Office of Digital Learning
Computer Based Testing Facility Staff
Faculty/Instructor
Craig Zilles (University of Illinois)
Digital Innovations & Tools
Online Assessments & Rapid Feedback
Remote Teaching

In online testing, there is tension between multiple contrasting objectives: security issues are weighed against cost - and again weighed against invasiveness to the student.  University of Illinois Professor Craig Zilles helped create a computer based testing facility at Illinois which has recently migrated its operations to exclusively online in response to the pandemic. This fall the facility will follow some of Yelena Feinman’s (20181.) recommendations for online testing, but not all. In a recent J-WEL talk Zilles explains why.
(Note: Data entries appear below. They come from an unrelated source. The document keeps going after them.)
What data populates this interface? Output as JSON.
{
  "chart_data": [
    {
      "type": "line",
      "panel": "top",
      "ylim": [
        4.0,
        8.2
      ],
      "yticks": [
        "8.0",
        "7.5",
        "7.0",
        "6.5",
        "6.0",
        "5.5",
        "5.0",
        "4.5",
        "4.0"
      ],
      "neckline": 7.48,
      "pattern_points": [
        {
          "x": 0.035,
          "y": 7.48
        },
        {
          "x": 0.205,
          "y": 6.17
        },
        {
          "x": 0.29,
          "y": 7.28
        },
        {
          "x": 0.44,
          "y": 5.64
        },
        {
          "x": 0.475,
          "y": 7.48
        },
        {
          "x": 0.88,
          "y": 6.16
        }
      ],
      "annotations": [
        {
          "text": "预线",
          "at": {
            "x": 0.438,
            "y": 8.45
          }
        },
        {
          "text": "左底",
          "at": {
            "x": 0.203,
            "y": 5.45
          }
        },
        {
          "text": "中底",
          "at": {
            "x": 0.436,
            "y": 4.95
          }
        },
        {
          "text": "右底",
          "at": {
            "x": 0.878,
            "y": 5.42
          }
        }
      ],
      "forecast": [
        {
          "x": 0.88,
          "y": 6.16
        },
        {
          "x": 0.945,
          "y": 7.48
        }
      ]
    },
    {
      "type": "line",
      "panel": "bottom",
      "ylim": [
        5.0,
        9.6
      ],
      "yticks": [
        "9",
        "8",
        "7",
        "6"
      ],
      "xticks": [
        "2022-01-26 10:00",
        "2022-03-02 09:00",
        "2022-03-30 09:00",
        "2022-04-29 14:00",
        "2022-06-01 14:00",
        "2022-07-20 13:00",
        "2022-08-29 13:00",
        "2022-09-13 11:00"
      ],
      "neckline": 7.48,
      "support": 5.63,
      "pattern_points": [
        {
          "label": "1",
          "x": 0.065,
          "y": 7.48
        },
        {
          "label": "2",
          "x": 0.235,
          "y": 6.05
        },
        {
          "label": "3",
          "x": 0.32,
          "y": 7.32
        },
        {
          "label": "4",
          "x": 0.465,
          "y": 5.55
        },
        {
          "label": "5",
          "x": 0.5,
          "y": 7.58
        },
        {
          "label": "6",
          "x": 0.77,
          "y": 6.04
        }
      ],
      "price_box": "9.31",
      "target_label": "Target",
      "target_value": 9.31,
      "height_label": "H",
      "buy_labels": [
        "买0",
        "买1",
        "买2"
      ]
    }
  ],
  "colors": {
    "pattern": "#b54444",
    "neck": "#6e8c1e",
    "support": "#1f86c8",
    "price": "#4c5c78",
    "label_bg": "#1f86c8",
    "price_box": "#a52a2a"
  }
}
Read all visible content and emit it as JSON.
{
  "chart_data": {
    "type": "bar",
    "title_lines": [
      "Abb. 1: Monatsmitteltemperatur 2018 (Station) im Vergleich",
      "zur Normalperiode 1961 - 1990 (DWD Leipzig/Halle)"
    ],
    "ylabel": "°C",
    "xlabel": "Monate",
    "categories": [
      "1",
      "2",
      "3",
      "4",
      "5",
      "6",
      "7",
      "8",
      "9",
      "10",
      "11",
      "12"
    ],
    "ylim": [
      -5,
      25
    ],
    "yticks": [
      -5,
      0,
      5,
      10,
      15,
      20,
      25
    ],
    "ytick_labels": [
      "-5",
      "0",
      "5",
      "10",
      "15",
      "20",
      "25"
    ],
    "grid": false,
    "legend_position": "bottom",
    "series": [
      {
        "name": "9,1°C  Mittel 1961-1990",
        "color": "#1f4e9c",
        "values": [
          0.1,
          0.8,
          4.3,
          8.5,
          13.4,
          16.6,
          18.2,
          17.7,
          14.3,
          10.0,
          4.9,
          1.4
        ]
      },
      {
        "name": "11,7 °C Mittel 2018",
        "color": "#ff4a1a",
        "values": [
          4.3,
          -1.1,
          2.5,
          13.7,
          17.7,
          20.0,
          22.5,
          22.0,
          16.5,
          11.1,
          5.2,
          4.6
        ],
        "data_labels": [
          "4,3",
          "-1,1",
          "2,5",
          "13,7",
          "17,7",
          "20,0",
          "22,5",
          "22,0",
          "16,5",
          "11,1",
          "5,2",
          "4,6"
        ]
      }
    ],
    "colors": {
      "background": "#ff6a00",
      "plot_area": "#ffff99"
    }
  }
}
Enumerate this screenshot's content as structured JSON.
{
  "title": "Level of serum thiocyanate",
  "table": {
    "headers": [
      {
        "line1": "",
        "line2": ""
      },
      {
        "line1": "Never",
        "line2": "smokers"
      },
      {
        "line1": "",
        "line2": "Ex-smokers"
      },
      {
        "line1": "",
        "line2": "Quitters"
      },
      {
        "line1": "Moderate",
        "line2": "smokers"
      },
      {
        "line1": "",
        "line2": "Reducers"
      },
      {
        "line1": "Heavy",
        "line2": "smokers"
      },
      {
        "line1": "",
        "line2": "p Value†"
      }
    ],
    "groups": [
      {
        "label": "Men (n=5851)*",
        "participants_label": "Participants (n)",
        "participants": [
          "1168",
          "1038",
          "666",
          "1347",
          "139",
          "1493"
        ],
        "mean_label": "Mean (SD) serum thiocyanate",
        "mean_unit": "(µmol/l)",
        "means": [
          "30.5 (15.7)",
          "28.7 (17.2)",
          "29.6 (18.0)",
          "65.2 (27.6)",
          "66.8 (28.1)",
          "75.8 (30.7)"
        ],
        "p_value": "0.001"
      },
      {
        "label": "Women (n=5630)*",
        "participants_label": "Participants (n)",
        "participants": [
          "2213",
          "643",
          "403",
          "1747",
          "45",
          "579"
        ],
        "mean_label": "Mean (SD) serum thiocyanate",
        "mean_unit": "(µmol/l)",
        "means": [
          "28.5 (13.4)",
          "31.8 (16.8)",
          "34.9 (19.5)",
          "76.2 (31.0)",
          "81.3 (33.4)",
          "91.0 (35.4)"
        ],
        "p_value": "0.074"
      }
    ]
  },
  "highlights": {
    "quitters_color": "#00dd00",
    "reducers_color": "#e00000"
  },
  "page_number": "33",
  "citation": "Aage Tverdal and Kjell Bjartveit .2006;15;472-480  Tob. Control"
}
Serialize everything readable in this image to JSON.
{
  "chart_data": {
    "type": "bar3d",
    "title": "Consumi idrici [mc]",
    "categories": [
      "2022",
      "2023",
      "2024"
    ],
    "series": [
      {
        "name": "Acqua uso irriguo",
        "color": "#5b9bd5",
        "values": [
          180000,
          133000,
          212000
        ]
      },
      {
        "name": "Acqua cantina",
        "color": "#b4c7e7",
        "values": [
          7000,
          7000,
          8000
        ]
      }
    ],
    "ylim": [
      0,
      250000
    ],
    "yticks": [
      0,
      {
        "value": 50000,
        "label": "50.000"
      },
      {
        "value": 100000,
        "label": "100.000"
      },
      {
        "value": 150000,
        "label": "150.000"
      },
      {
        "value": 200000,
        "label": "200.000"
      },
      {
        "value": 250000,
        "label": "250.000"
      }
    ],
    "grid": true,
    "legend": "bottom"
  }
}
The following are recommended:

  • Administer synchronous exams with limited time to discourage students from surreptitiously helping each other. With limited time, students will need to focus on their own work, leaving less time for messaging, texting, cheating, etc.
  • Randomize questions. Giving each student a different test makes cheating require more effort.
  • Test “higher order” items, ie. topics a student cannot put into Google to get the answer.
  • Proctor, but with moderate expectations. Replicating the security of face-to-face proctoring with online proctoring is expensive and invasive. Zilles and his colleagues will use Zoom-based proctoring to discourage the most egregious cheating.
  • Add a cheating statement and require each student electronically sign it.

Although they go against Feinman's recommendations for maximizing exam security, Zilles says their facility will take the following steps because they deem the additional security will cost too much in terms of student well-being and learning opportunities..

  • Allow back-tracking: students can answer exam questions in any order. To give a test where the student must do each question in order and cannot go back would be a marked departure from normal exams and test-taking strategies, likely causing additional unnecessary stress.
  • Do not lock down the browser. In a world where many students have multiple connected devices, they deem the invasiveness of the software not worth the incremental security it achieves.
  • Give tests with immediate feedback. Allowing multiple submissions for partial credit plays a significant role in their computerized exams and students like knowing how they did at the end of the exam.

Craig Zilles (BS/MS MIT `95) is an Associate Professor of Computer Science at the University of Illinois. His research has spanned from haptic interfaces to computer architecture to his current focus on technology for education and learning analytics. He is an award winning instructor, having won a 2018 campus-level Award for Excellence in Undergraduate Instruction, an Illinois Student Senate Teaching Excellence Award, the IEEE Education Society's 2010 Mac Van Valkenburg Early Career Teaching Award. He is a recipient of an NSF CAREER award and best paper awards from ASPLOS in 2010 and 2013. He holds five patents.